Citrus Poblano Pasta

I have been on a poblano kick lately. I don’t know if it is because they are so darn good, they have kept the poblanos stocked at my local grocer, they look absolutely gorgeous or it’s the pregnancy. Honestly, it is probably a combination of all of the above and then some. Since my addiction has lead to my crisper being filled to the brim with these peppery delights I have made it my mission to create some new recipes to help me enjoy them.

This pasta did it. Oh yes it did.

And this pasta could not be more simple. I use organic wheat penne as my base. For the veggies I combined diced poblano, leeks and yellow squash in a pan with a bit of coconut oil. Once the veggies were sautéd and tender, I tossed in some halved cherry tomatoes and topped it all with salt and pepper.
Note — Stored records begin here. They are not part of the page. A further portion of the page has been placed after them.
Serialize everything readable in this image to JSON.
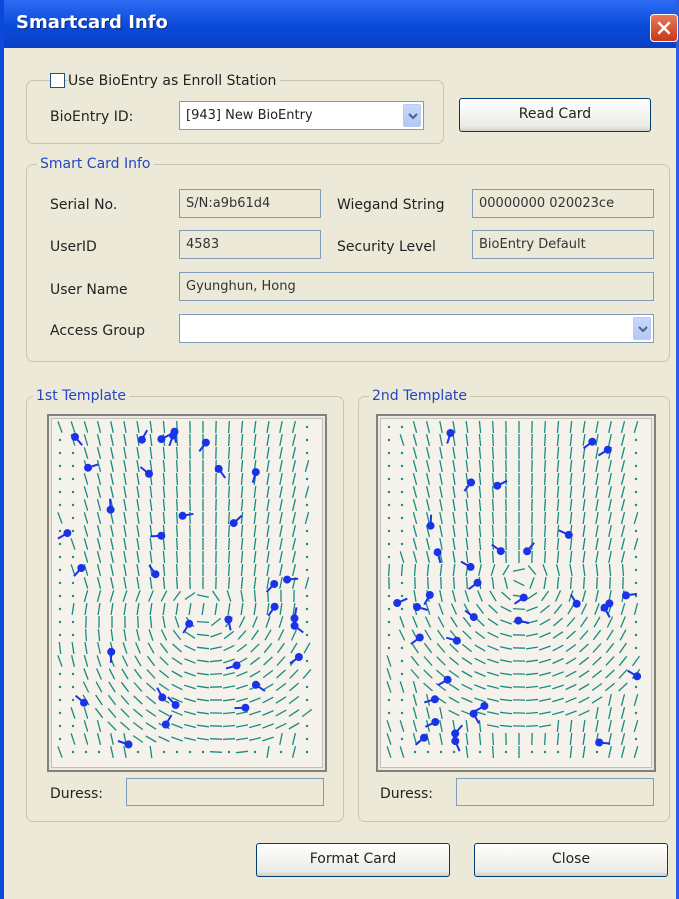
{
  "window": {
    "title": "Smartcard Info"
  },
  "enroll": {
    "use_bioentry_label": "Use BioEntry as Enroll Station",
    "bioentry_id_label": "BioEntry ID:",
    "bioentry_id_value": "[943] New BioEntry",
    "read_card_label": "Read Card"
  },
  "card_info": {
    "group_label": "Smart Card Info",
    "serial_label": "Serial No.",
    "serial_value": "S/N:a9b61d4",
    "wiegand_label": "Wiegand String",
    "wiegand_value": "00000000 020023ce",
    "userid_label": "UserID",
    "userid_value": "4583",
    "security_label": "Security Level",
    "security_value": "BioEntry Default",
    "username_label": "User Name",
    "username_value": "Gyunghun, Hong",
    "access_group_label": "Access Group",
    "access_group_value": ""
  },
  "template1": {
    "label": "1st Template",
    "duress_label": "Duress:",
    "duress_value": ""
  },
  "template2": {
    "label": "2nd Template",
    "duress_label": "Duress:",
    "duress_value": ""
  },
  "buttons": {
    "format_label": "Format Card",
    "close_label": "Close"
  },
  "colors": {
    "titlebar": "#0a4ad8",
    "accent_text": "#2446c4",
    "ridge": "#1a8a80",
    "minutia": "#1a33e6"
  },
  "icons": [
    "close-icon",
    "checkbox",
    "dropdown-arrow-icon"
  ]
}
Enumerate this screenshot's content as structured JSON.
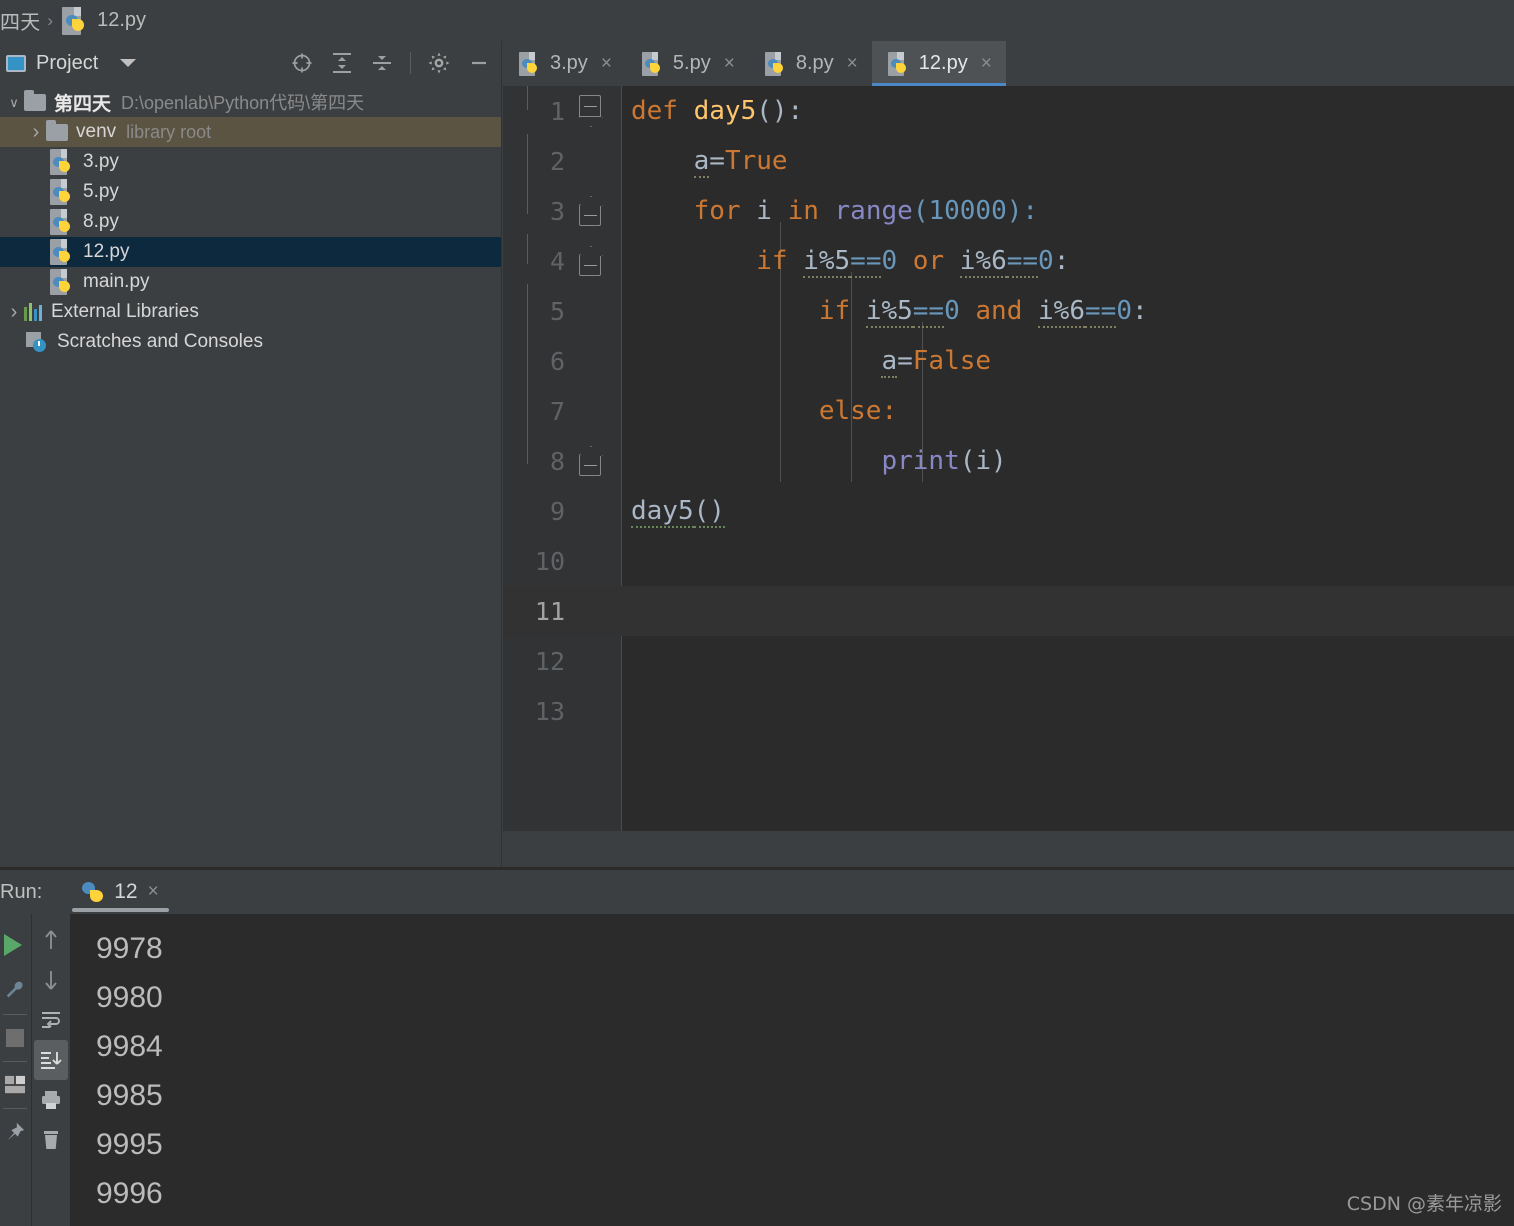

To dress it? A simple lemon vinaigrette that was heavy on the black pepper and a touch of lemon zest for an extra citrus kick. A bit of parsley helped bring out more of that fresh flavor and made these photos pop. I mean let’s be real, sometimes you just need to add something for the photos and luckily this addition was as delicious as it was gorgeous.


Citrus Poblano Pasta

Serves 4

Prep: 15 minutes

Cook: 15 minutes



1 tablespoon coconut oil

1 poblano, diced

1 cup leeks, sliced thinly

1 medium yellow summer squash, diced

1 cup cherry tomatoes, halved

salt and pepper to taste

3 cups penne pasta, cooked

* lemon zest

Citrus Vinaigrette

1 lemon, juiced

1/3 cup olive oil, or more to taste

salt and pepper to taste


In a sauté pan on medium heat add coconut oil. Once hot, add poblano, leek and squash. Sauté until leeks are caramelized and tender. Add tomatoes and sauté for another minute.

Toss cooked pasta in with veggies and stir until dish is heated through.

Meanwhile, in a bowl combine ingredients for vinaigrette. Whisk until emulsified, then remove pasta from heat and dress. Sprinkle with additional black pepper and lemon zest. Enjoy warm.